There are some moments of reprieve in this record – in places (“Sous La Plage, L’Enfer”) there’s a hint of the Durutti Column in the coldness of the acoustic dirge. But by far the majority of the album is more more in keeping with the acoustic emo (if you can imagine such a thing) feel of recent single “Castle Keep”. Towards the end of the record there is a track constituted of samples of Bush and Blair speeches, against a backdrop of acoustic guitar, and I wonder whether Mr Mouth isn’t unwittingly doing Bush’s work for him by employing such a mediocre medium for his discontent, moving the listener with all the subtlety and sophistication of a Michael Moore film.
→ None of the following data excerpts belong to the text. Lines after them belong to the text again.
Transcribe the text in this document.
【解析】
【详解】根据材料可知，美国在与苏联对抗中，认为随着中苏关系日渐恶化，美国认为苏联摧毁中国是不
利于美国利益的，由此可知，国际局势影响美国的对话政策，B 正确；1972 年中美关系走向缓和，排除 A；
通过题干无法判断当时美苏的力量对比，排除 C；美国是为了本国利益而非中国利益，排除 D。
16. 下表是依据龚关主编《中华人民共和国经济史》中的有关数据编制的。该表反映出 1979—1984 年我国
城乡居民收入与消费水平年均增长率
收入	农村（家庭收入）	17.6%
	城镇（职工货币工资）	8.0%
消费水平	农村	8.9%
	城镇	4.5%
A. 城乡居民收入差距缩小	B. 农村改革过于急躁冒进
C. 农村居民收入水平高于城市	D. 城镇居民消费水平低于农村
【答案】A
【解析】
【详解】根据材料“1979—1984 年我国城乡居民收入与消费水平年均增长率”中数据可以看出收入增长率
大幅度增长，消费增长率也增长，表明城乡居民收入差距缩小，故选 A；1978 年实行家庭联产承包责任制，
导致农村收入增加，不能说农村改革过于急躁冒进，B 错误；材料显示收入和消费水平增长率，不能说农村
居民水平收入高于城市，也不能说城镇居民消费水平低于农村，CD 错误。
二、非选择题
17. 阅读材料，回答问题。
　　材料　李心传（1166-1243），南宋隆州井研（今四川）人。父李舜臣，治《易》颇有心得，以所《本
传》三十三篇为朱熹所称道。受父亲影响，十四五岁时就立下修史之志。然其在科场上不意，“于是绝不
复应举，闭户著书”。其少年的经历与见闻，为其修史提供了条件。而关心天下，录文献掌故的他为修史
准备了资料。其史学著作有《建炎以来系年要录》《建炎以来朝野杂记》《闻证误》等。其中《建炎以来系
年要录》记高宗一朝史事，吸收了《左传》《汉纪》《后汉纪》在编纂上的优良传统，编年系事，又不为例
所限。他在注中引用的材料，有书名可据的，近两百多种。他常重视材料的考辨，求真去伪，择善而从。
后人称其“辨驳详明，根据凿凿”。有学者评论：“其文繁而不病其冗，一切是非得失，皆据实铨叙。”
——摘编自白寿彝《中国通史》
“Import/Export” doesn’t even have the soporific effect often associated with this sort of record, as the vocal, a poorly executed, painfully affected American accent, is a constant irritation. This singing style is, of course, no bar to success. And although he sings like the guy from Nickelback, Open Mouth will be forgiven in indie circles because he has wilfully marginalised himself by marrying this up with a relatively obscure acoustic style. So he is assured of a decent following, and of a good write-up in pages more credible, and more open to pop-up advertising, than these. However, for what it’s worth, the iShotTheDeputy verdict on this album is that it is tedious to the point of inducing thoughts of self-harm.